Dans Crions, c’est le jour du fracas !, Héloïse Guay de Bellissen, qui sait écrire hors des sentiers battus (Dans le ventre du loup (à présent en Pocket), Le dernier inventeur), raconte avec force ce que peut l’esprit de rébellion à travers deux histoires vraies : celle de la bande dont elle a fait partie dans les années 90 et celle des adolescents du drame de 1866 dans un pénitencier pour mineurs de l’île du Levant, en face d’Hyères.
Les ruines du pénitencier sur l'île du Levant (Photo Var Matin)
La « meute de mômes » d’Héloïse, c’étaient « ceux de la Table » à La Seyne sur mer : fringues fluo, roller, joggings, pulls à capuche, Palladium aux pieds – « On avait une vie colorée et déjà des esprits contrôlés par les marques, la société de consommation nous ouvrait les bras. » Leurs parents avaient connu une société en pleine mutation après la Seconde Guerre mondiale, puis « les vagues de divorces » ont laissé de nombreuses mères au foyer « vraiment seules ».

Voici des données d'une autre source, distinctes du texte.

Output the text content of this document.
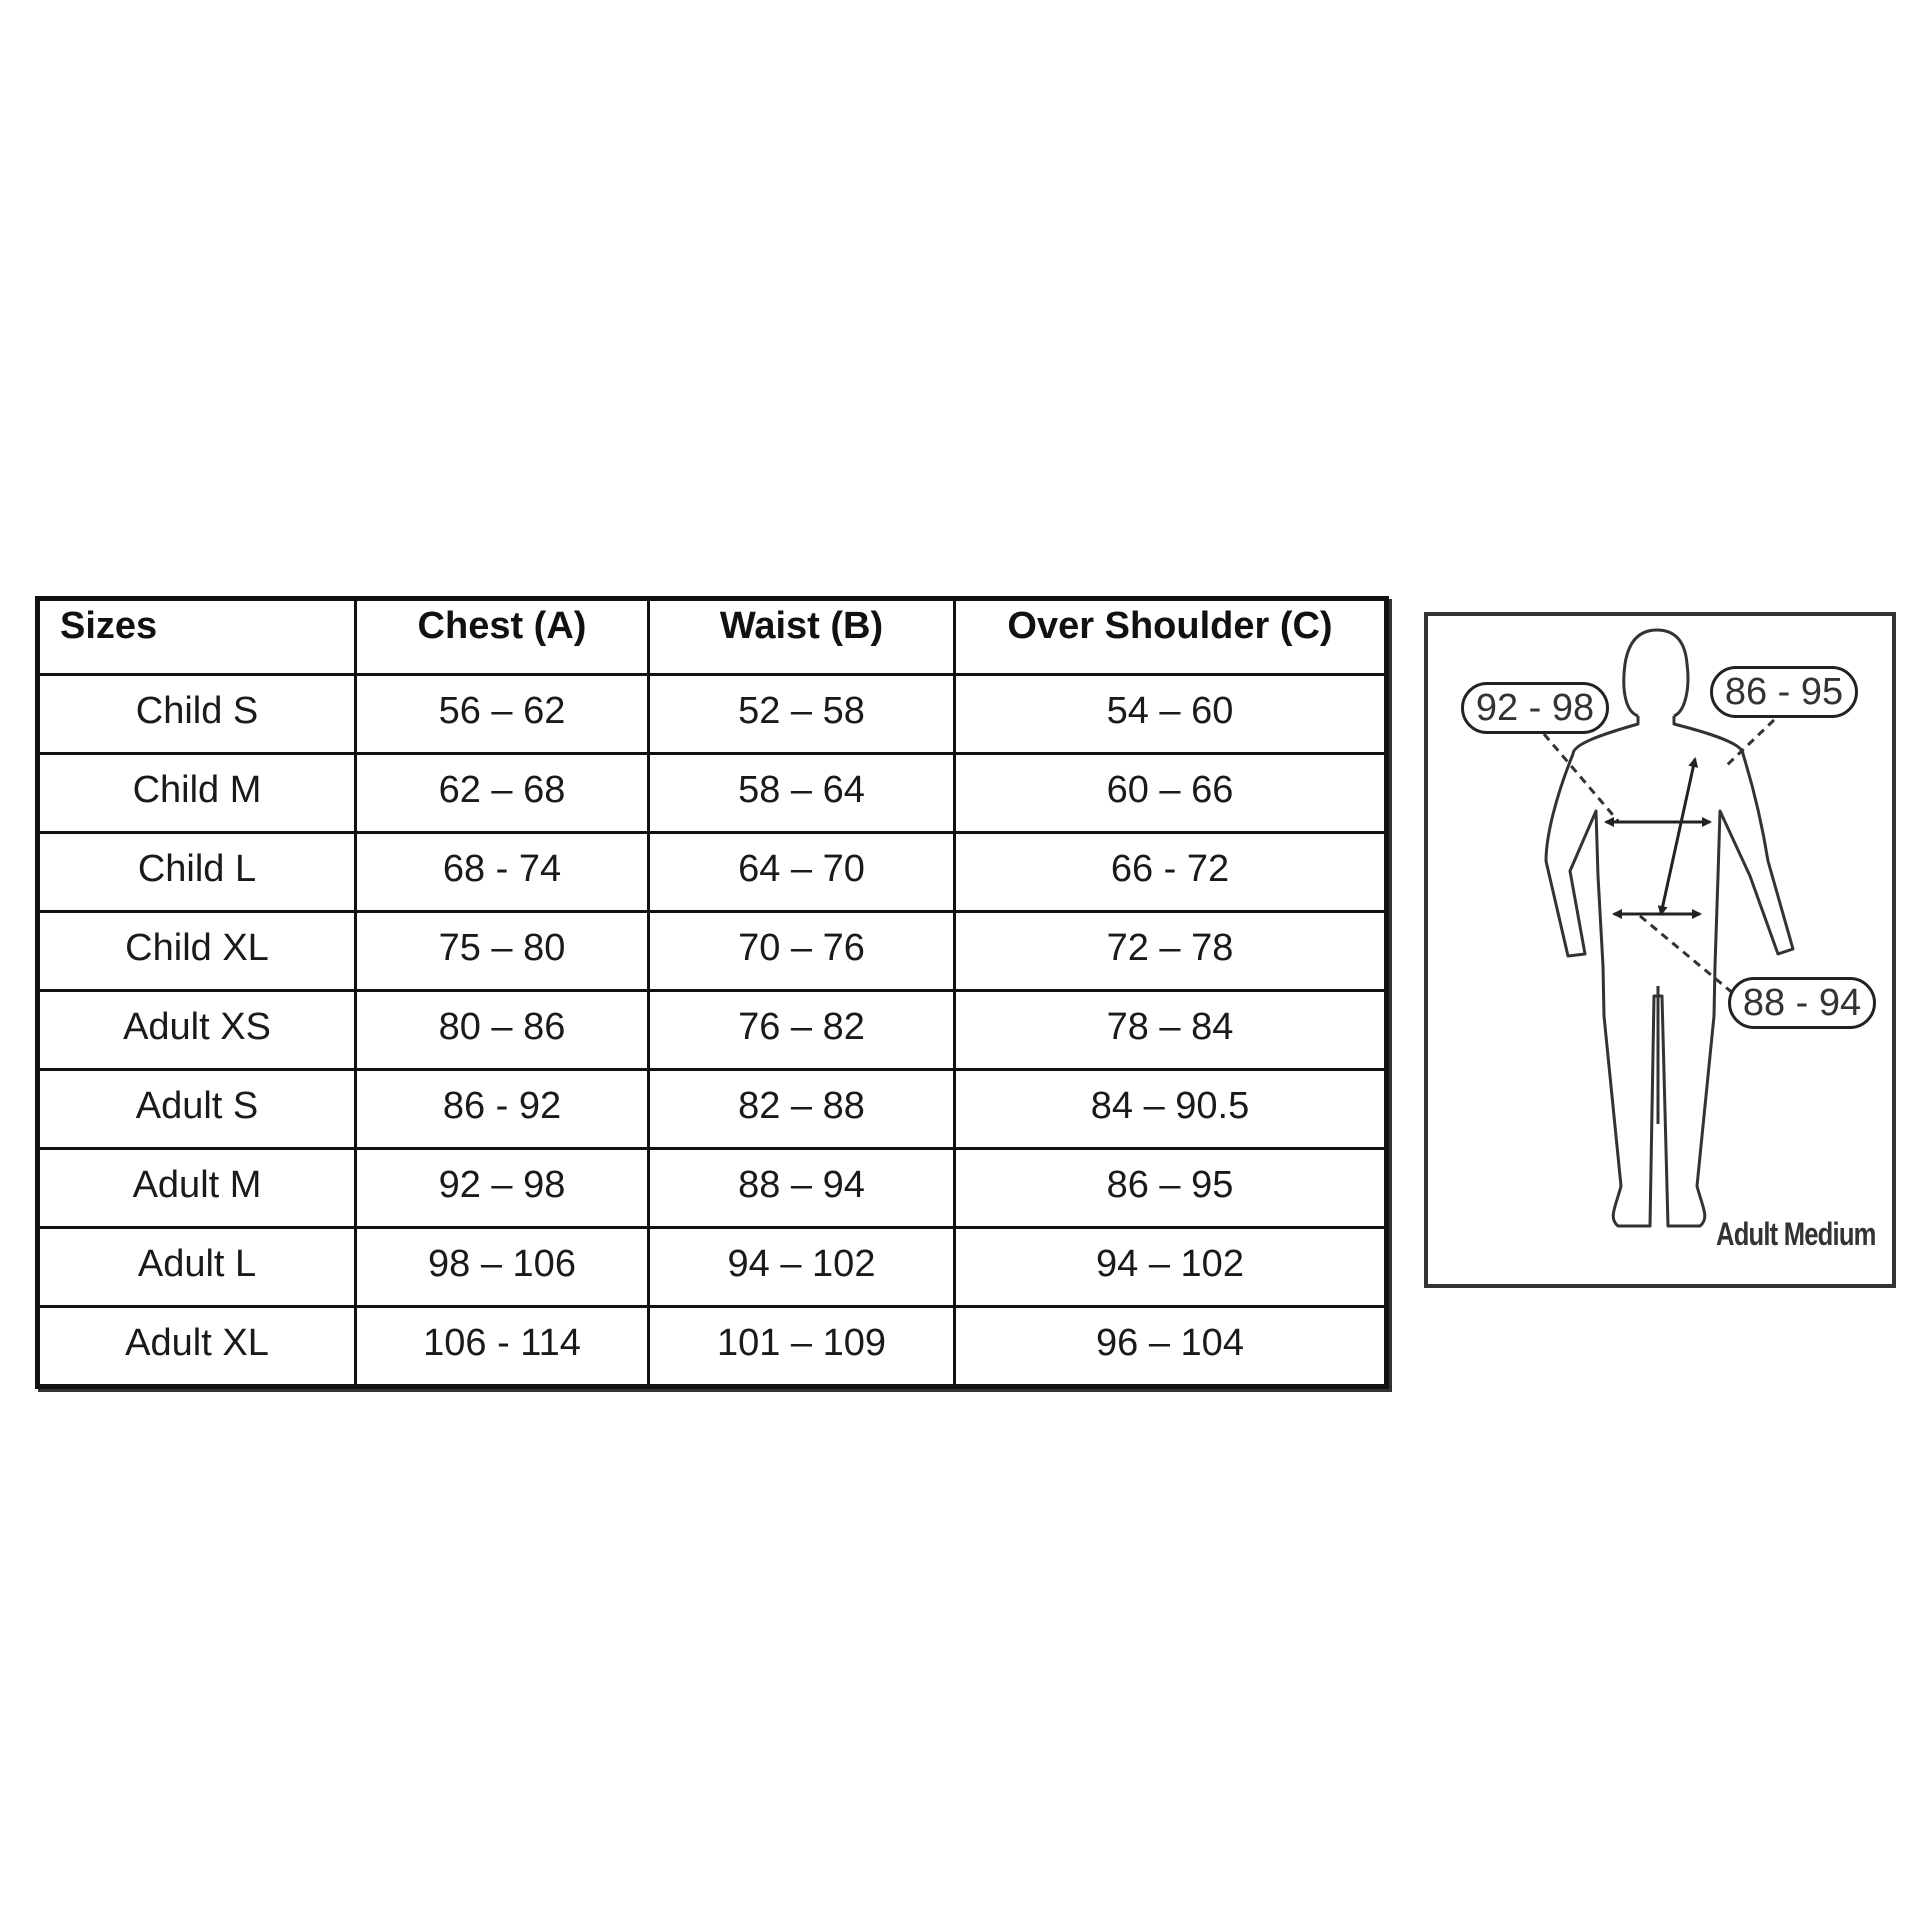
Sizes	Chest (A)	Waist (B)	Over Shoulder (C)
Child S	56 – 62	52 – 58	54 – 60
Child M	62 – 68	58 – 64	60 – 66
Child L	68 - 74	64 – 70	66 - 72
Child XL	75 – 80	70 – 76	72 – 78
Adult XS	80 – 86	76 – 82	78 – 84
Adult S	86 - 92	82 – 88	84 – 90.5
Adult M	92 – 98	88 – 94	86 – 95
Adult L	98 – 106	94 – 102	94 – 102
Adult XL	106 - 114	101 – 109	96 – 104
92 - 98	86 - 95
88 - 94
Adult Medium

« Alors pour nous, les adolescents, ce monde en mouvement qui ressemblait à un ouroboros signifiait clairement qu’il n’y avait pas de futur, même le mot n’existait pas à la Table. » La Table, c’est un banc de pierre circulaire où ils se retrouvaient, Rahan, Don, Seb’s, John et Yoko, Lisa, Romane, Rom’s et Grand Mika, au milieu d’un lotissement. « On détestait le monde entier et en même temps on voulait l’être, l’incarner et lui mettre le feu. »

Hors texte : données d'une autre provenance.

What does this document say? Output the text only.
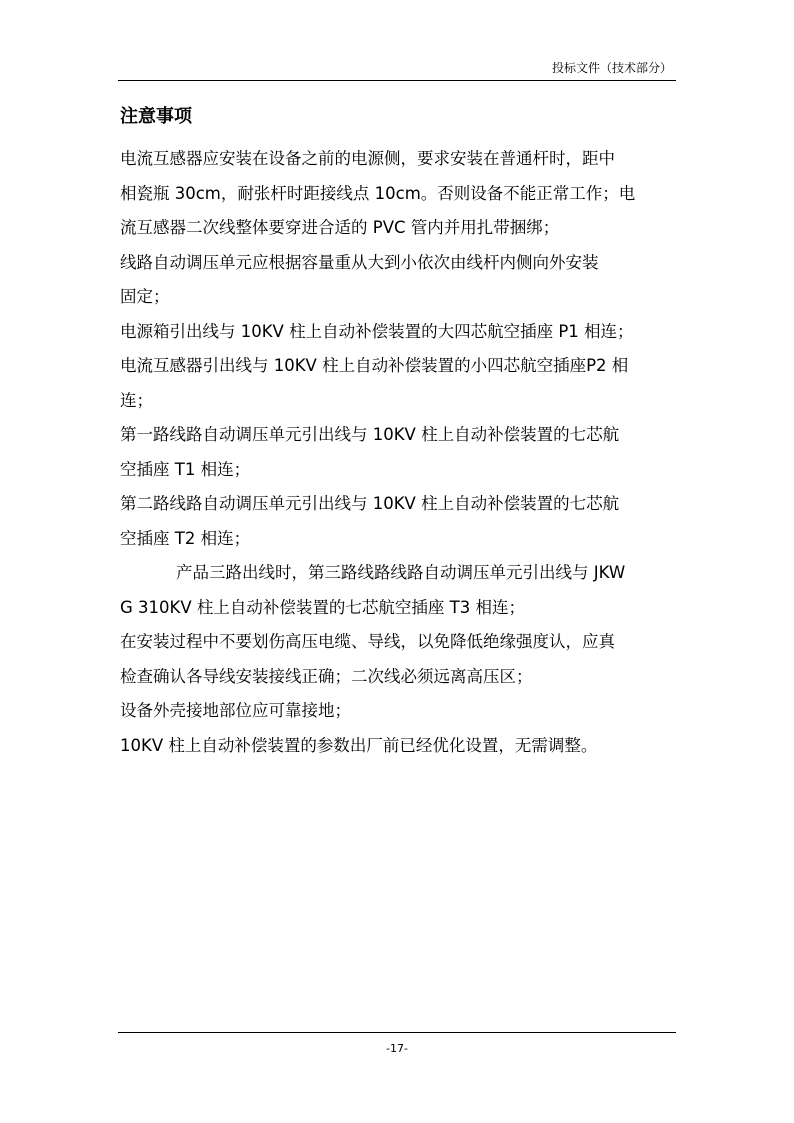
投标文件（技术部分）
注意事项
电流互感器应安装在设备之前的电源侧，要求安装在普通杆时，距中
相瓷瓶 30cm，耐张杆时距接线点 10cm。否则设备不能正常工作；电
流互感器二次线整体要穿进合适的 PVC 管内并用扎带捆绑；
线路自动调压单元应根据容量重从大到小依次由线杆内侧向外安装
固定；
电源箱引出线与 10KV 柱上自动补偿装置的大四芯航空插座 P1 相连；
电流互感器引出线与 10KV 柱上自动补偿装置的小四芯航空插座P2 相
连；
第一路线路自动调压单元引出线与 10KV 柱上自动补偿装置的七芯航
空插座 T1 相连；
第二路线路自动调压单元引出线与 10KV 柱上自动补偿装置的七芯航
空插座 T2 相连；
产品三路出线时，第三路线路线路自动调压单元引出线与 JKW
G 310KV 柱上自动补偿装置的七芯航空插座 T3 相连；
在安装过程中不要划伤高压电缆、导线，以免降低绝缘强度认，应真
检查确认各导线安装接线正确；二次线必须远离高压区；
设备外壳接地部位应可靠接地；
10KV 柱上自动补偿装置的参数出厂前已经优化设置，无需调整。
-17-
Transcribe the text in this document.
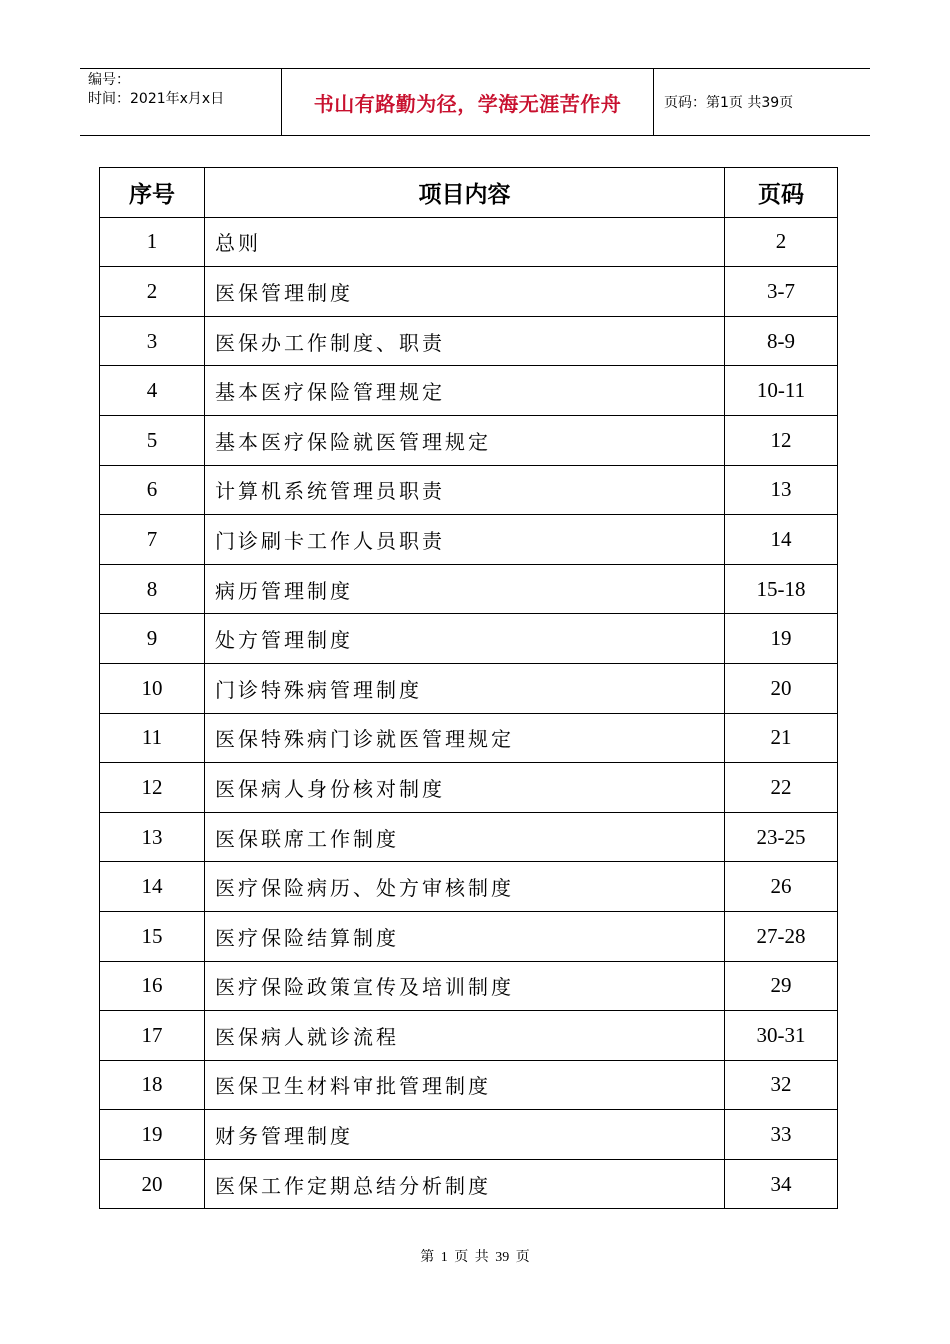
编号：
时间：2021年x月x日	书山有路勤为径，学海无涯苦作舟	页码：第1页 共39页
序号	项目内容	页码
1	总则	2
2	医保管理制度	3-7
3	医保办工作制度、职责	8-9
4	基本医疗保险管理规定	10-11
5	基本医疗保险就医管理规定	12
6	计算机系统管理员职责	13
7	门诊刷卡工作人员职责	14
8	病历管理制度	15-18
9	处方管理制度	19
10	门诊特殊病管理制度	20
11	医保特殊病门诊就医管理规定	21
12	医保病人身份核对制度	22
13	医保联席工作制度	23-25
14	医疗保险病历、处方审核制度	26
15	医疗保险结算制度	27-28
16	医疗保险政策宣传及培训制度	29
17	医保病人就诊流程	30-31
18	医保卫生材料审批管理制度	32
19	财务管理制度	33
20	医保工作定期总结分析制度	34
第 1 页 共 39 页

Don et Seb’s les y rejoignent un jour après le cours d’histoire que les autres ont séché : « Eh bien, vous avez loupé un putain de cours ! » Les autres ne le croient pas, jusqu’à ce qu’ils leur rappellent leur visite à l’île du Levant l’année précédente : « Ces gamins-là, c’est nous ! Je vous jure ! Mais vous êtes trop cons pour le comprendre ! » Grand Mika récolte en retour une insulte qu’ils ne comprennent pas : « T’es qu’un Boule-de-neige, GROS Mika ! »
Boule-de-neige était le surnom du petit Léon Cazale à la colonie pénitentiaire. Avec sa sœur, ce gavroche amusait les passants sur les trottoirs toute la journée, pendant que leur mère « recevait » dans l’unique pièce de leur logement ; il volait des fruits, des fleurs à l’occasion et finit par se faire arrêter. Peu avant ses douze ans, il est envoyé en maison de correction sur l’île du Levant. Ce sera lui le narrateur de la vie au pénitencier, où on rééduque les gamins par le travail agricole et une discipline de fer.
Héloïse Guay de Bellissen reconstitue la vie de ces mineurs sur l’île du Levant et l’incendie de 1866 où treize d’entre eux ont péri, lors d’une révolte fomentée par Condurcer, seize ans, le chef des incendiaires. On découvre comment celui-ci a pris Boule-de-neige en grippe, le considérant par erreur comme un traître à sa cause. C’est Condurcer qui, le jour du drame, emmène les rebelles dans la réserve des cuisines et pousse le cri qui donne son titre au roman : « Enfants ! Crions ! C’est le jour du fracas ! »
L’alternance des deux récits est très réussie. La romancière raconte les années 1990 dans un langage argotique qui colle parfaitement à ces drôles d’oiseaux bien décidés à ne pas filer droit et à inventer leurs propres codes. Pour l’histoire du pénitencier, elle a opté pour un style classique et cite des extraits du dossier judiciaire. A nous de découvrir les points communs et les différences entre ces deux histoires qui se sont déroulées à plus d’un siècle de distance. Certains s’en sortent, d’autres pas.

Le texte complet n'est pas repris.